CDU und CSU können sich in Bund und Ländern nicht auf eine einheitliche Hochschulpolitik einigen. So stößt die Forderung des Berliner Wissenschaftssenators Peter Radunski (CDU), an den Universitäten Studiengebühren einzuführen, im CDU-regierten Sachsen und im CSU-regierten Bayern auf Ablehnung. Außerdem sind alle Länder mit SPD-Regierungsbeteiligung gegen Studiengebühren. Lediglich die CDU/FDP-Koalition in Stuttgart plädiert »generell« dafür. Wissenschaftsminister Klaus von Trotha möchte jedoch nur von solchen Hochschülern, die länger als die vorgeschriebene Regelstudienzeit brauchen, eine Studiengebühr verlangen.

Selbst in Berlin kann sich Radunski seiner Gefolgsleute nicht sicher sein: Radunski spreche nicht für den Senat, heißt es aus der Berliner Senatsverwaltung für Wissenschaft.
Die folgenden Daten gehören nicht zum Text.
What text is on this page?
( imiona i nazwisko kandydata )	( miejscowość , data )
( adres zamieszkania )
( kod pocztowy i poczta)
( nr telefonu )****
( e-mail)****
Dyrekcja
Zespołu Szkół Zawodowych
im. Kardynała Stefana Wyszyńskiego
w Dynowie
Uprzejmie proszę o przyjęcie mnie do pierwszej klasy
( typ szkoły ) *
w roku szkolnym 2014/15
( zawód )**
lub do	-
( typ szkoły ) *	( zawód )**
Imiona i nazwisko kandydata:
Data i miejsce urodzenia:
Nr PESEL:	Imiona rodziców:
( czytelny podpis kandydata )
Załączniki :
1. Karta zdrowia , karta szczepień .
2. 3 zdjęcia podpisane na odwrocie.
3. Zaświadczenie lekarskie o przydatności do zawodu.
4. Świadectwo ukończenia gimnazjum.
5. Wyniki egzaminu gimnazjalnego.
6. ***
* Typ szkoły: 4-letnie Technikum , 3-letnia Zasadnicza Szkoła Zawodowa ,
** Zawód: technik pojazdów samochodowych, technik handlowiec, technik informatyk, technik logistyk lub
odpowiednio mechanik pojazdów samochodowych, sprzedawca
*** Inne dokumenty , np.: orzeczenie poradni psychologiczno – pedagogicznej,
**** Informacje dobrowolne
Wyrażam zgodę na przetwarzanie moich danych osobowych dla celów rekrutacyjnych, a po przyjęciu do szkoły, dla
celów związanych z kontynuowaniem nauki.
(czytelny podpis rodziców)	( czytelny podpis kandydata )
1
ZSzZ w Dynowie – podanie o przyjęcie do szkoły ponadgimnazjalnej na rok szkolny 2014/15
Die Große Koalition habe sich auf eine einheitliche Position noch nicht geeinigt.

Die Angelegenheit wird sogar noch komplizierter durch eine weitere Front: Mehrere SPD-Länder wollen ein Verbot von Gebühren ins Hochschulrahmengesetz aufnehmen. Bundesbildungsminister Jürgen Rüttgers ist allerdings - anders als fast alle Bundesländer - der Meinung, das Gesetz müsse gar nicht von den Ländern genehmigt werden.